Но отец, хотя внешне он и держался лучше своей супруги, проводящей дни в рыданиях, молитвах и истериках, переживал еще глубже.
– Он поклялся, что сделает все от него зависящее и не зависящее, чтобы ребенок остался жив. Он платил бешеные деньги врачам, чтобы у его ребенка было все самое лучшее из того, что могла предложить медицина тех лет. И наконец врачи были вынуждены сказать, что теперь все в Божьих руках.
Никогда особенно не веривший в Бога Ольховин помчался в церковь.
– Неизвестно, что он пообещал там Господу в обмен на жизнь своего сына. Так же, как неизвестно, откуда он принес этого серебряного петушка и что он сделал, чтобы добыть эту игрушку.
Ценность серебряной погремушки, по словам Аделаиды, заключалась именно в ее истории. Существовала легенда о том, что это своего рода амулет, подаренный графом Калиостро кому-то из болезненных младенцев дома Романова. Младенец после такого подарка оживился, поздоровел и прожил долгую жизнь.
Так что эта погремушка получила добрую славу и переходила в семье Романовых из поколения в поколение. После революции, когда царская семья была расстреляна, игрушка находилась в музее. И вдруг неожиданно всплыла в семье Ольховиных.
– Откуда же она там взялась?
– Ни я, ни жена Ольховина, ни даже кто-либо из врачей у нас в больнице не рискнули задать этот вопрос Ольховину. Все видели, в каком состоянии находился бедный отец.

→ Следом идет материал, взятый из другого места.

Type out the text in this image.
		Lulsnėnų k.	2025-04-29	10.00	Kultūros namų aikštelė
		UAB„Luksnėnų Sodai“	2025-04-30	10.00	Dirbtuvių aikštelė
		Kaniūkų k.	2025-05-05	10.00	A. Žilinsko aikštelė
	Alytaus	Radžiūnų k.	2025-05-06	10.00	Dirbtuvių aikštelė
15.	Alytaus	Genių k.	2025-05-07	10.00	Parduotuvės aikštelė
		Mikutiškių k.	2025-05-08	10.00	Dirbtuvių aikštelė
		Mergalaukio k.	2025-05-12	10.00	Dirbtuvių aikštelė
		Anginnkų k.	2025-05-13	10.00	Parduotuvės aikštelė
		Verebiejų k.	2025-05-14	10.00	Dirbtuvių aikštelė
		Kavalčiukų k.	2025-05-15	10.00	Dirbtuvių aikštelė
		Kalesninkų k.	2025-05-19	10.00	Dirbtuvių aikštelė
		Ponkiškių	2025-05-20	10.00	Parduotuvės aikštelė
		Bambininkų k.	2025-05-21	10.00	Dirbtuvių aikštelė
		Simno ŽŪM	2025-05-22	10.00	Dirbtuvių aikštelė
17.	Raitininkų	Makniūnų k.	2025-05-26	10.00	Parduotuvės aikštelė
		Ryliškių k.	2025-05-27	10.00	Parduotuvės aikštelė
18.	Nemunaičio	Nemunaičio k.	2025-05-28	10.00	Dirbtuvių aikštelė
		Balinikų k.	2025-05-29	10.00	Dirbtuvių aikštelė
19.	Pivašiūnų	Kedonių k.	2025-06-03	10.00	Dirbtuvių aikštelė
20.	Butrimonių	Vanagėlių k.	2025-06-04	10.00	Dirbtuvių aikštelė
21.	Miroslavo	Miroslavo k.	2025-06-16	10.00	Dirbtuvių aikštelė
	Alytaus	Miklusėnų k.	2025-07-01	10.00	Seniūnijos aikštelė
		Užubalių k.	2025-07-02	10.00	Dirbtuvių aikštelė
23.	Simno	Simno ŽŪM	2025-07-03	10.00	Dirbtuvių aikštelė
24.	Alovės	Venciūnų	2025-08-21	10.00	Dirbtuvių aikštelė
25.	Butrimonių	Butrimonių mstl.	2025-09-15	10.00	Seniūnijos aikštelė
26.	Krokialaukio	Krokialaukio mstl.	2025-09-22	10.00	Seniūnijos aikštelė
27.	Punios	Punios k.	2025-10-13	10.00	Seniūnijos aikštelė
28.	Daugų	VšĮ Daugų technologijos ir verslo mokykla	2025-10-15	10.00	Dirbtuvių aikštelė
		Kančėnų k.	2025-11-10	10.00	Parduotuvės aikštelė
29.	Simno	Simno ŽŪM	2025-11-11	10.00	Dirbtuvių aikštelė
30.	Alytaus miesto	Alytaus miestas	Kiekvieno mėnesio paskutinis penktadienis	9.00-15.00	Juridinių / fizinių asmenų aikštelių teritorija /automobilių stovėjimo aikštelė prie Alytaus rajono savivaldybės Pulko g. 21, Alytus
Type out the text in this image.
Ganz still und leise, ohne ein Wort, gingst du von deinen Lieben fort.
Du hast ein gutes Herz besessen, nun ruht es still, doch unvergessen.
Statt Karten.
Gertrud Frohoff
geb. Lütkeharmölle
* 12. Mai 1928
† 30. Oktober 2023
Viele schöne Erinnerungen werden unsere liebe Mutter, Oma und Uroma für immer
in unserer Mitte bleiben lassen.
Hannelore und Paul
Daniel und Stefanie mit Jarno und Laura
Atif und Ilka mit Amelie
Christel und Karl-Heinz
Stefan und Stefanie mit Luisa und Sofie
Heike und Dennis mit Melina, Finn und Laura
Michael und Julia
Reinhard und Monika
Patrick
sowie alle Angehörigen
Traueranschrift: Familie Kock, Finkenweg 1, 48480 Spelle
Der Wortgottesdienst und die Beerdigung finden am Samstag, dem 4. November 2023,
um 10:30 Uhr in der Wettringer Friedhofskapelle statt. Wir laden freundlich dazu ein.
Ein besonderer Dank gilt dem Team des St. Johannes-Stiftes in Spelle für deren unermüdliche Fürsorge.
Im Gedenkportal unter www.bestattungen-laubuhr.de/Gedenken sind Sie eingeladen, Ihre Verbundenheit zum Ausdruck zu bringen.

А ребенку, надо отдать должное, немедленно стало лучше. Через несколько дней после появления возле его кроватки петушка у ребенка впервые за все время лечения наметилась положительная динамика. А еще через месяц мы выписали мальчика, которого, честно говоря, не чаяли видеть живым.
– Потрясающе! Что же, неужели, петушок помог?

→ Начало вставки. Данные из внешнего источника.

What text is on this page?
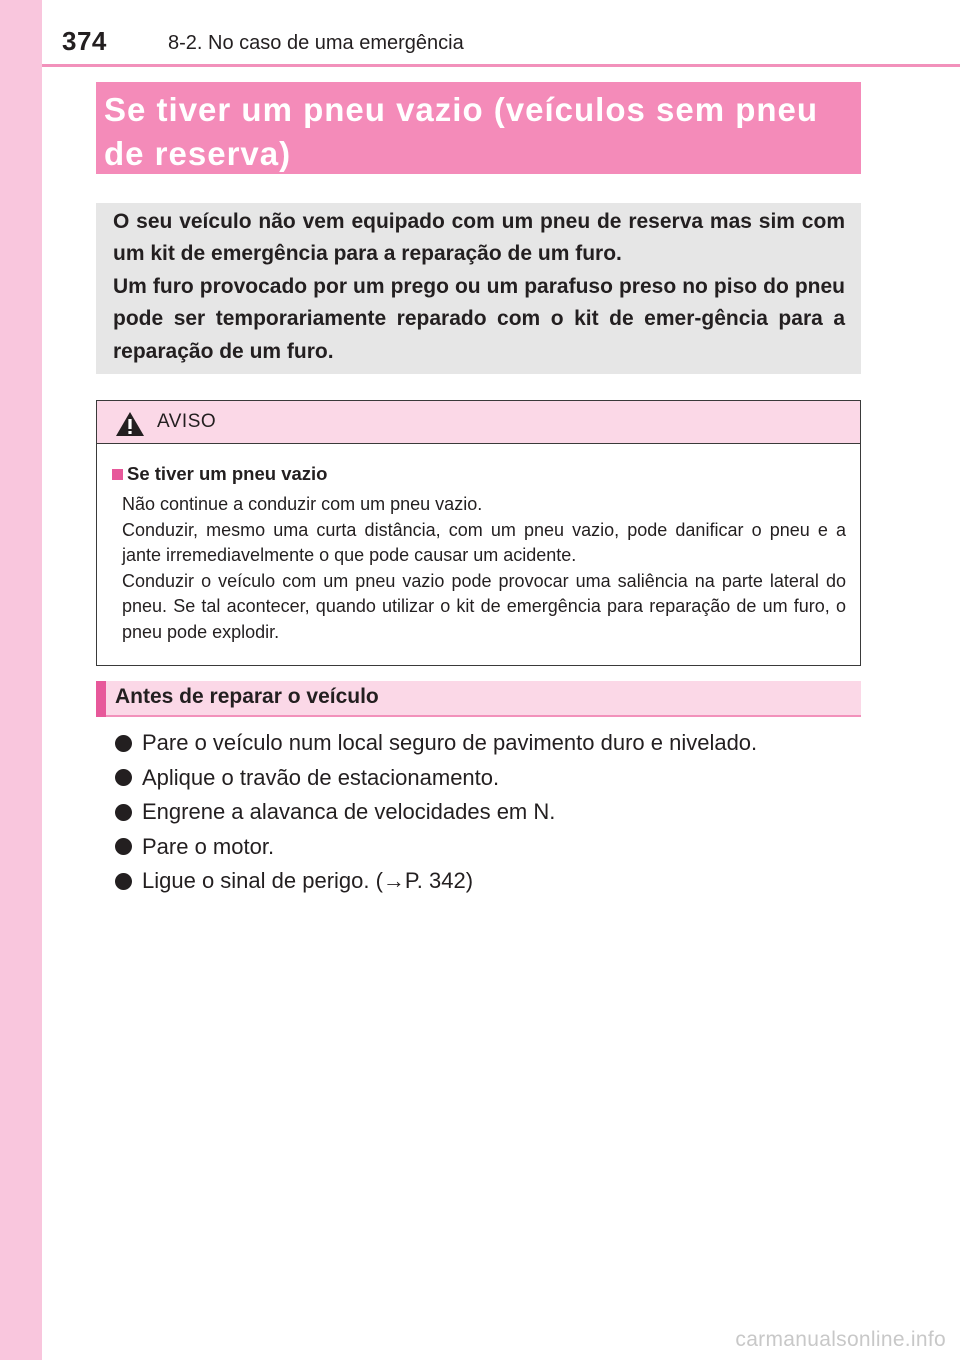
374	8-2. No caso de uma emergência
Se tiver um pneu vazio (veículos sem pneu
de reserva)

O seu veículo não vem equipado com um pneu de reserva mas sim com um kit de emergência para a reparação de um furo.

Um furo provocado por um prego ou um parafuso preso no piso do pneu pode ser temporariamente reparado com o kit de emer-gência para a reparação de um furo.

AVISO
Se tiver um pneu vazio

Não continue a conduzir com um pneu vazio.

Conduzir, mesmo uma curta distância, com um pneu vazio, pode danificar o pneu e a jante irremediavelmente o que pode causar um acidente.

Conduzir o veículo com um pneu vazio pode provocar uma saliência na parte lateral do pneu. Se tal acontecer, quando utilizar o kit de emergência para reparação de um furo, o pneu pode explodir.

Antes de reparar o veículo
Pare o veículo num local seguro de pavimento duro e nivelado.
Aplique o travão de estacionamento.
Engrene a alavanca de velocidades em N.
Pare o motor.
Ligue o sinal de perigo. (→P. 342)
carmanualsonline.info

– Не могу вам этого сказать точно. Лично я не верю в такие вещи. Но чудеса иногда случаются. И я не могу отрицать того, что вначале у нас почти не было надежды на выздоровление Васятки.
– Но он выздоровел? Не так ли?
– Да. Вот только… Он был очень странным ребенком. С самого своего рождения он меня поражал совершенно недетским взглядом своих глаз. Нет, поймите меня правильно, Васятка мог и бегать, и шалить, как и все другие дети. Но бывали у него такие минуты, когда он становился словно бы отрешенным от этого мира.